Jerry’s color was as red as Rex’s pants. He stomped his boots one after another and pounded his fist together.
Rex matched his steps.
Arms crossed, officers held the circle of people back, easily and with highfalutin egos. Rolfe, Rex’s longtime partner, shifted his hands together about six inches before his perverse smile, sliding them slowly against each other. He shattered the crowd’s hush of anticipation, yelling, “It’s going to be painful, big man.” Then he turned to Carmen and said, “After it’s done we’re going to send him down so he can use the regenerator. And we’ll let him finish out a week, or two, hell, maybe a month, why not a few months or a year.” He laughed, but Carmen’s countenance had gone rogue, away from sadness and disbelief.

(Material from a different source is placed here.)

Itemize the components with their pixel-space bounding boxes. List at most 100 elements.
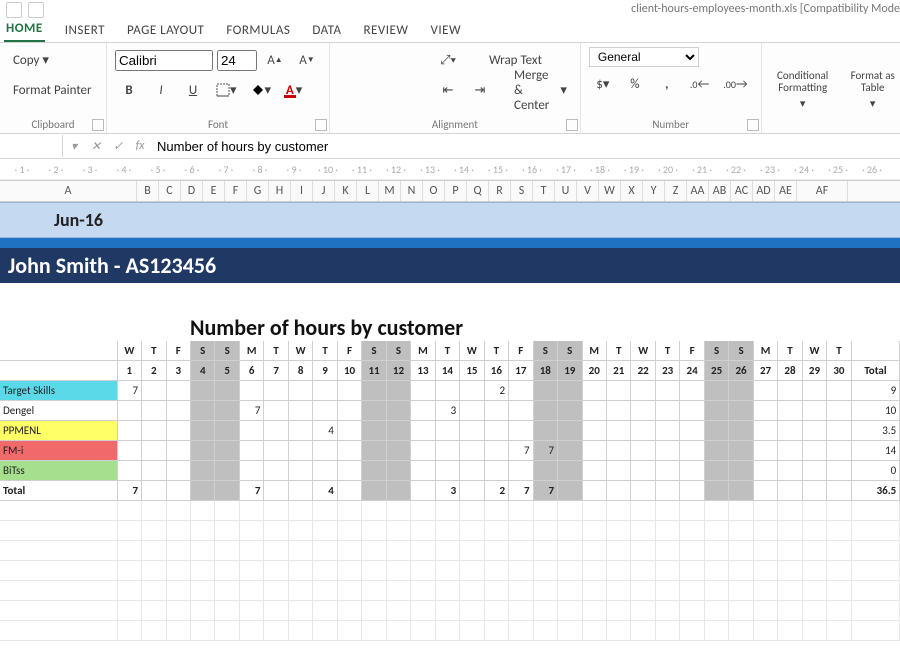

“We’ll see about that,” she said.
“This fat lady ain’t sung yet, Rolfe,” Molly said. Fat Molly had arrived in close proximity, white but yellowing gobs of pie smeared on her face and neck, and plastic hair net.
Rolfe was a bulkier, larger version of Rex. He had the same suit, same slicked-and-clipped black hair and acne-pitted face, and likewise the same perverse nature. Carmen’s tears had dried on her cheeks and chest and she exhibited and maintained the sturdy expression of anger. Rolfe looked her up and down, at her moderately curvaceous body, and his grin piqued, his bleach-white teeth gleamed under the neutron star that was their midday sun. With renewed focus, and brighter-than-a-neutron-star hope, Carmen just stared outward, ignoring the fucker.

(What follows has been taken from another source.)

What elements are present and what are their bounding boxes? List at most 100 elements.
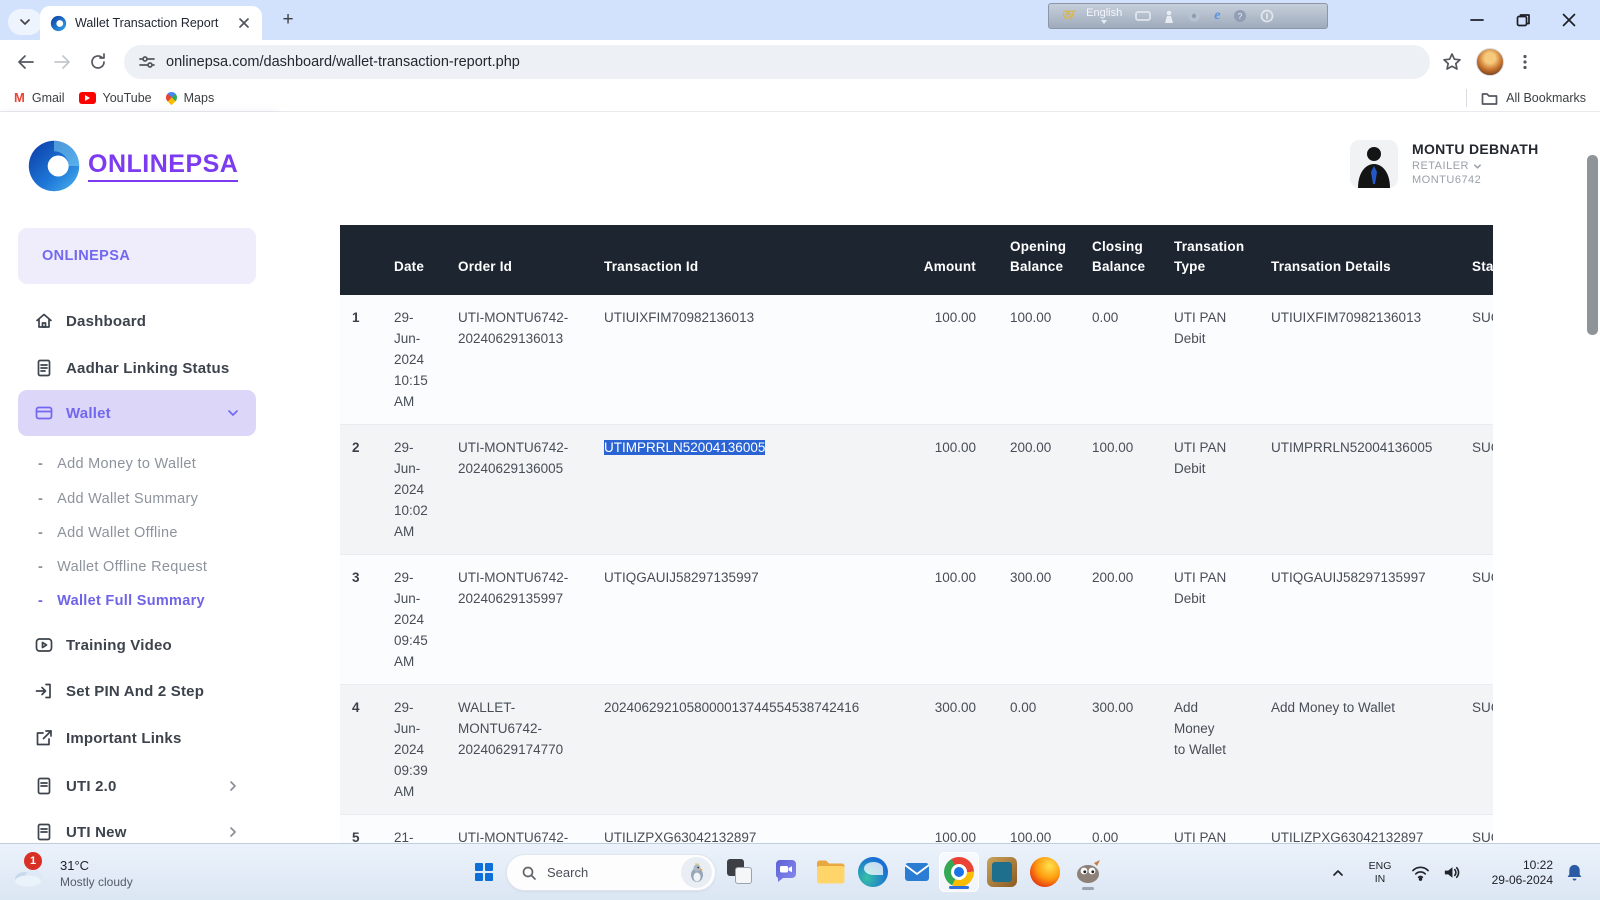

They would finally have her.
Most had given in from time to time, but with Jer
ry’s support, not Carmen. And Rolfe continued to pester her. “He’ll share you with me, you know. Carmen, it’s going to be great fun.” Other officers smiled devilishly, looking at her like a piece of meat. And although she still displayed her hardened tears, like trophies, she now appeared undaunted, unlike other times, brewing pent-up hatred in the face of her man’s likely death.

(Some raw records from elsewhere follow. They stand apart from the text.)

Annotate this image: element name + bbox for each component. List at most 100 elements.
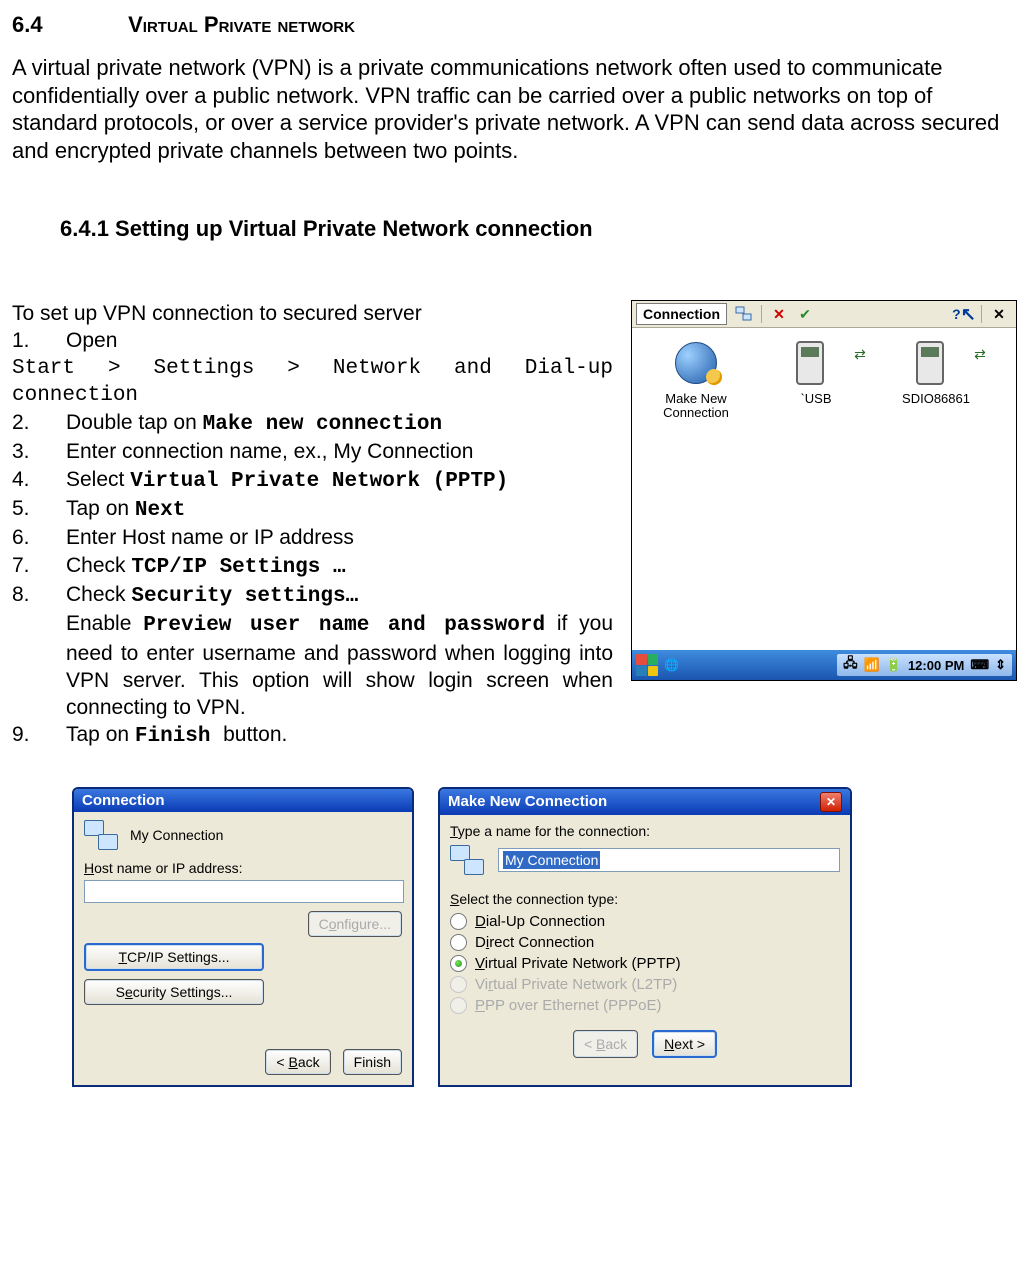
- step-number: 1.: [12, 327, 66, 354]
- step-text: Double tap on: [66, 411, 203, 434]
- toolbar: Connection ✕ ✔ ?↖ ✕: [632, 301, 1016, 328]
- network-tray-icon[interactable]: 🖧: [843, 654, 858, 676]
- screenshot-connection-explorer: Connection ✕ ✔ ?↖ ✕ Make New Connection …: [631, 300, 1017, 681]
- code-text: Preview user name and password: [143, 614, 545, 637]
- section-header: 6.4 Virtual Private network: [12, 12, 1017, 38]
- globe-icon: [670, 338, 722, 388]
- item-make-new-connection[interactable]: Make New Connection: [640, 338, 752, 640]
- security-settings-button[interactable]: Security Settings...: [84, 979, 264, 1005]
- item-usb[interactable]: ⇄ `USB: [760, 338, 872, 640]
- battery-tray-icon[interactable]: 🔋: [886, 657, 902, 673]
- step-text: Enter Host name or IP address: [66, 524, 607, 551]
- host-label: Host name or IP address:: [84, 860, 402, 876]
- subsection-title: 6.4.1 Setting up Virtual Private Network…: [60, 216, 1017, 242]
- configure-button: Configure...: [308, 911, 402, 937]
- title-text: Make New Connection: [448, 793, 607, 810]
- step-number: 2.: [12, 409, 66, 436]
- step-2: 2.Double tap on Make new connection: [12, 409, 613, 438]
- item-label: SDIO86861: [880, 392, 992, 406]
- screenshot-make-new-connection: Make New Connection ✕ Type a name for th…: [438, 787, 852, 1087]
- radio-vpn-pptp[interactable]: Virtual Private Network (PPTP): [450, 955, 840, 972]
- radio-label: Virtual Private Network (L2TP): [475, 976, 677, 993]
- code-text: TCP/IP Settings …: [131, 556, 345, 579]
- phone-sync-icon: ⇄: [910, 338, 962, 388]
- window-body: Make New Connection ⇄ `USB ⇄ SDIO86861: [632, 328, 1016, 650]
- select-type-label: Select the connection type:: [450, 891, 840, 907]
- step-number: 4.: [12, 466, 66, 493]
- radio-vpn-l2tp: Virtual Private Network (L2TP): [450, 976, 840, 993]
- network-icon: [84, 820, 118, 850]
- radio-icon: [450, 976, 467, 993]
- system-tray[interactable]: 🖧 📶 🔋 12:00 PM ⌨ ⇕: [837, 654, 1012, 676]
- step-text: Tap on: [66, 497, 135, 520]
- connection-name-input[interactable]: My Connection: [498, 848, 840, 872]
- radio-label: PPP over Ethernet (PPPoE): [475, 997, 662, 1014]
- step-number: 8.: [12, 581, 66, 608]
- section-title: Virtual Private network: [128, 12, 355, 37]
- taskbar-globe-icon[interactable]: 🌐: [664, 658, 679, 672]
- updown-tray-icon[interactable]: ⇕: [995, 657, 1006, 673]
- step-4: 4.Select Virtual Private Network (PPTP): [12, 466, 613, 495]
- step-8-detail: Enable Preview user name and password if…: [66, 610, 613, 721]
- back-button: < Back: [573, 1030, 638, 1058]
- step-number: 9.: [12, 721, 66, 748]
- delete-icon[interactable]: ✕: [768, 304, 790, 324]
- step-9: 9.Tap on Finish button.: [12, 721, 613, 750]
- signal-tray-icon[interactable]: 📶: [864, 657, 880, 673]
- step-3: 3.Enter connection name, ex., My Connect…: [12, 438, 613, 465]
- radio-label: Direct Connection: [475, 934, 594, 951]
- step-1-path: Start > Settings > Network and Dial-up c…: [12, 355, 613, 410]
- title-text: Connection: [82, 792, 165, 809]
- step-8: 8.Check Security settings…: [12, 581, 613, 610]
- network-icon: [450, 845, 484, 875]
- instructions-column: To set up VPN connection to secured serv…: [12, 300, 613, 751]
- check-icon[interactable]: ✔: [794, 304, 816, 324]
- clock[interactable]: 12:00 PM: [908, 658, 964, 673]
- item-label: `USB: [760, 392, 872, 406]
- radio-direct[interactable]: Direct Connection: [450, 934, 840, 951]
- code-text: Security settings…: [131, 585, 358, 608]
- step-text: Tap on: [66, 723, 135, 746]
- radio-icon[interactable]: [450, 913, 467, 930]
- window-label: Connection: [636, 303, 727, 325]
- step-7: 7.Check TCP/IP Settings …: [12, 552, 613, 581]
- step-text: Enable: [66, 612, 143, 635]
- close-icon[interactable]: ✕: [820, 792, 842, 812]
- keyboard-tray-icon[interactable]: ⌨: [970, 657, 989, 673]
- step-number: 3.: [12, 438, 66, 465]
- code-text: Next: [135, 499, 185, 522]
- help-icon[interactable]: ?↖: [953, 304, 975, 324]
- tcpip-settings-button[interactable]: TCP/IP Settings...: [84, 943, 264, 971]
- start-button[interactable]: [636, 654, 658, 676]
- close-icon[interactable]: ✕: [988, 304, 1010, 324]
- radio-label: Virtual Private Network (PPTP): [475, 955, 681, 972]
- radio-pppoe: PPP over Ethernet (PPPoE): [450, 997, 840, 1014]
- step-text: Check: [66, 554, 131, 577]
- connection-name: My Connection: [130, 827, 223, 843]
- code-text: Finish: [135, 725, 223, 748]
- code-text: Make new connection: [203, 413, 442, 436]
- step-text: Select: [66, 468, 130, 491]
- radio-dialup[interactable]: Dial-Up Connection: [450, 913, 840, 930]
- code-text: Virtual Private Network (PPTP): [130, 470, 508, 493]
- step-text: button.: [223, 723, 287, 746]
- separator: [981, 305, 982, 323]
- radio-label: Dial-Up Connection: [475, 913, 605, 930]
- finish-button[interactable]: Finish: [343, 1049, 402, 1075]
- next-button[interactable]: Next >: [652, 1030, 717, 1058]
- host-input[interactable]: [84, 880, 404, 903]
- step-text: Check: [66, 583, 131, 606]
- section-number: 6.4: [12, 12, 122, 38]
- titlebar: Make New Connection ✕: [440, 789, 850, 815]
- item-sdio[interactable]: ⇄ SDIO86861: [880, 338, 992, 640]
- titlebar: Connection: [74, 789, 412, 812]
- network-icon[interactable]: [733, 304, 755, 324]
- step-text: Open: [66, 329, 117, 352]
- item-label: Make New Connection: [640, 392, 752, 421]
- radio-icon[interactable]: [450, 934, 467, 951]
- step-5: 5.Tap on Next: [12, 495, 613, 524]
- step-number: 5.: [12, 495, 66, 522]
- separator: [761, 305, 762, 323]
- radio-icon[interactable]: [450, 955, 467, 972]
- back-button[interactable]: < Back: [265, 1049, 330, 1075]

Jerry came forward like a wild bull just released from the chute. His speed increased as if time slowed. He charged, lunged forward and low, and uppercut hard. Rex dodged Jerry’s right then paraded a nonchalant chuckle to accompany the effortless parry. Jerry swung faster with his left; his motions were fluid and deadly, targeted masterfully—yet Rex dodged each with ease. Rex lifted his arms to the crowd; no cheers came. Officers, though, were heard and felt, chuckles and schadenfreude bled from their sinister auras. Enraged, Jerry leapt for Rex, trying to entrap the smaller man in the vice of his herculean arms. Rex spun round, effortlessly; the bull missed the red cape, and Jerry nearly plunged straight into Marti’s Place.
“Why, man?” Patrick said, looking up to him as he recovered. Pat pressed his lips together in dismay.
Jerry turned away from his friend, showing no emotion or response, and headed back out to the circle.
“We ought to finish this quick.” Rex said. “What do you say, Rolfe, ready for another fantastic weekend in paradise, kicking it with a Bloody Mary, or should I say, Bloody Carmen?” Rolfe busted up at the quip and agreed with a hell-yeah nod.
“I sure am, Rex.” Rolfe said. “Take him out and we’ll kick this party off.”
Rex bolted toward Jerry like a flash and his punches were one-two times twenty to the chest before Jerry could even raise an arm. Jerry reacted but the uppercut came, sending him flying, once again back toward Marti’s where stood his friends and Carmen, looking down on him.